Attualmente Internet e la Rete sono parte della nostra quotidianità poiché costituiscono un incredibile strumento di informazione e poiché ci permettono di dar vita a numerose connessioni anche sul piano sociale. Grazie ad Internet possiamo avere accesso a milioni di siti informativi che possono arricchirci da un punto di vista educativo, culturale, istruttivo (Kimberly S. Young, ‎Cristiano Nabuco de Abreu, 2010).

Esso è dunque un mezzo che ha avuto, ha e avrà un grandissimo impatto su molti ambiti delle nostre vite.

Come ogni cosa, però, l’utilizzo della rete ha aspetti positivi e aspetti negativi. Secondo alcune ipotesi (tra cui l’Internet enhanced self-disclosure hypothesis),  Internet ha conseguenze positive non solo sull’istruzione e sulla cultura, ma anche sulle connessioni sociali  (soprattutto in adolescenza), poiché la comunicazione on-line promuove l’auto-apertura, che determina la creazione di legami sociali più profondi, che a loro volta aumentano il benessere del soggetto. Per auto-apertura si intende l'espressione esplicita di sentimenti, paure e vulnerabilità.

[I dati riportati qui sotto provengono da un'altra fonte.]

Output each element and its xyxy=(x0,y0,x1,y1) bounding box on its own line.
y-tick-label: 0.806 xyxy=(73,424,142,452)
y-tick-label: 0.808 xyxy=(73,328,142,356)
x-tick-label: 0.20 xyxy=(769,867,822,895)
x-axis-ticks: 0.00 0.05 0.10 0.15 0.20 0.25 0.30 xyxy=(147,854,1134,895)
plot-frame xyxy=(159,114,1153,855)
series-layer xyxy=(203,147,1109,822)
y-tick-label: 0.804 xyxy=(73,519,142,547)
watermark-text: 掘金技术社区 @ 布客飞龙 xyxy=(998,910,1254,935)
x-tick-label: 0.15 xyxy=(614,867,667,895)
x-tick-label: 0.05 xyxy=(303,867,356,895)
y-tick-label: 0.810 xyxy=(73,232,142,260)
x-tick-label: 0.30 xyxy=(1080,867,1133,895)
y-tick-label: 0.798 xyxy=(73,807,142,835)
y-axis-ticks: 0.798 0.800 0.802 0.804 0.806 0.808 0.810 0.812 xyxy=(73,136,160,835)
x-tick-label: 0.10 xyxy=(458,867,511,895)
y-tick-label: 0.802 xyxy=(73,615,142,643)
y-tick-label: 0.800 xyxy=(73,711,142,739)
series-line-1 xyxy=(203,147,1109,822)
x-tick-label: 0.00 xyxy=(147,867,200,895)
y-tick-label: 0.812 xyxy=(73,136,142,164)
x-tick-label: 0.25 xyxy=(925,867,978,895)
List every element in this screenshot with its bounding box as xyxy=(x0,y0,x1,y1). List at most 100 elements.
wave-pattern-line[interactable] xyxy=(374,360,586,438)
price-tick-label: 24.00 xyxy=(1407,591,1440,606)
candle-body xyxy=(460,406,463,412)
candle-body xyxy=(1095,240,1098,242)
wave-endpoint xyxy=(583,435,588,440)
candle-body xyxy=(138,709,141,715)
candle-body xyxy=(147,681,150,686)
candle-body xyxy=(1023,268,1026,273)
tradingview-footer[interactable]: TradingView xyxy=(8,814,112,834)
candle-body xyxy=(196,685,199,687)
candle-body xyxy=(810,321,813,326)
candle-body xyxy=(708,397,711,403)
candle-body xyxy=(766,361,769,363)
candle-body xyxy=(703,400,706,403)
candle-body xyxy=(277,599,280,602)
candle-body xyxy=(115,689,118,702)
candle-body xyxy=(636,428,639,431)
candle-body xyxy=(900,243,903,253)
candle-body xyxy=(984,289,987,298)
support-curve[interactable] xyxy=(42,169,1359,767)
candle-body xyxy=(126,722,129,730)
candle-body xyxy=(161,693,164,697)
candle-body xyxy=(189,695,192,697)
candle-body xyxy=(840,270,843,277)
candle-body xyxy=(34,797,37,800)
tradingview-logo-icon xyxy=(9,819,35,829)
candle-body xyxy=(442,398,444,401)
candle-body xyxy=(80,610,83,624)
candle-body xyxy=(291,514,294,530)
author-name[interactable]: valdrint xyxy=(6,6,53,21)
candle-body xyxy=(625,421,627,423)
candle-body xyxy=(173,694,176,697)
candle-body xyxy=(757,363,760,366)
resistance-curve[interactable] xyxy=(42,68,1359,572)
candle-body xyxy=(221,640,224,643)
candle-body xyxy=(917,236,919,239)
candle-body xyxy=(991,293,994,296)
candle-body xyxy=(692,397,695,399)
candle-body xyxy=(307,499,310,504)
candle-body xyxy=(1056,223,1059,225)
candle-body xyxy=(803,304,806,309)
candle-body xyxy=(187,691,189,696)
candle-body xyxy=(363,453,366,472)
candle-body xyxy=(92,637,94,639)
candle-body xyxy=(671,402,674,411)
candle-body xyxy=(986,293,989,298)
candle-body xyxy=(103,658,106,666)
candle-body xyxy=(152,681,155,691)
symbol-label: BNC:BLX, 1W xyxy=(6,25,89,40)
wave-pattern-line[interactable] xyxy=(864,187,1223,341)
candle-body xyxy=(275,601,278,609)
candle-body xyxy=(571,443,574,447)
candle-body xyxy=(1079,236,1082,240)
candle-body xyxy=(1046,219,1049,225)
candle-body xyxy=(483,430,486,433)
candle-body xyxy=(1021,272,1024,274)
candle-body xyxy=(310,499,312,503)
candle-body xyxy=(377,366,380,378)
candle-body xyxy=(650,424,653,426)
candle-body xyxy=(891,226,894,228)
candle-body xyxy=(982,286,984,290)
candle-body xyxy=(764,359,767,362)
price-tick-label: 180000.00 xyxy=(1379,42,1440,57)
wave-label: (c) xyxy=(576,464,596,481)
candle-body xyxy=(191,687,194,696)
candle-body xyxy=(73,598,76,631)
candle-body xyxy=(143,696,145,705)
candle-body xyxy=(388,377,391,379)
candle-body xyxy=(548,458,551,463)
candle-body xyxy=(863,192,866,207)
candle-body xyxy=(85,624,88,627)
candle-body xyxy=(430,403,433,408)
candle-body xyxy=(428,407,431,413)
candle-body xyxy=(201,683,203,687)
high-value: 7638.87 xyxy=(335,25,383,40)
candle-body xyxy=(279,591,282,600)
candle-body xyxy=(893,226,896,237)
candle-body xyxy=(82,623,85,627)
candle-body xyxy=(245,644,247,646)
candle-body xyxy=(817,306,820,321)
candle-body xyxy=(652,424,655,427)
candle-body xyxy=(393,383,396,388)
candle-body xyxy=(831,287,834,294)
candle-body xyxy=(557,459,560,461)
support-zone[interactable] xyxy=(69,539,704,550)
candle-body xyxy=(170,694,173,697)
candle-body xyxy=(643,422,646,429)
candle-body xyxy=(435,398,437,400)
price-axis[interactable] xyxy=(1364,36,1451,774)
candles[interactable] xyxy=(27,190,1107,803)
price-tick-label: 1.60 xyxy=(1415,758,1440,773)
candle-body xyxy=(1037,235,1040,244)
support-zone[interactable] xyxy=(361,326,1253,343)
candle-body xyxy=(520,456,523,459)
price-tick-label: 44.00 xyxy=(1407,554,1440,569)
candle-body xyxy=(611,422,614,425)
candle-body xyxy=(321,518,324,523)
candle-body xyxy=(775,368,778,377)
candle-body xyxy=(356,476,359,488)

Essa si concretizza nella possibilità di parlare della propria interiorità. Come detto prima, gli aspetti positivi dipendono da molti fattori, e le conseguenze di internet sono diverse in base alle caratteristiche dell’individuo che ne fa uso. Per esempio, un adolescente e un adulto si avvicineranno in modo diverso al mondo virtuale. Vi sono quindi molti fattori che possono influenzare e moderare il processo; tra questi il tipo di tecnologia utilizzata, il sesso dell’utente e l’ansia sociale.  Per quanto riguarda il tipo di tecnologia usata, è stato dimostrato da alcune ricerche che  gli effetti positivi sulla connessione sociale e il benessere si osservano solo in adolescenti che usano internet prevalentemente per mantenere amicizie esistenti o che usano soprattutto programmi di instant messaging.

Le tecnologie finalizzate a instaurare nuovi legami e parlare con sconosciuti non hanno nessun effetto o hanno effetti negativi sulla connessione sociale e sul benessere dell’individuo stesso. Per quanto riguarda il sesso dell’utente, sembra che i maschi possano beneficiare maggiormente delle femmine della comunicazione con gli amici già conosciuti, poiché hanno più difficoltà nell’auto apertura “dal vivo”.

Il terzo elemento, citato pocanzi, è l’ansia sociale. Fino a poco tempo fa si credeva che fossero proprio i ragazzi più timidi o quelli con ansia sociale ad essere attirati maggiormente nella Rete; nel contesto virtuale, infatti, non vi sono alcuni elementi ansiogeni come il contatto oculare, il contatto fisico, l’importazione della voce (che potrebbe tradire l’emozione) che sono invece tipici dell’incontro “face to face”. Quest’idea è nota come “ipotesi della compensazione sociale”. Vi è comunque un’ipotesi opposta, secondo la quale gli adolescenti più estroversi e socialmente competenti usano maggiormente la rete per tenersi in contatto con gli amici.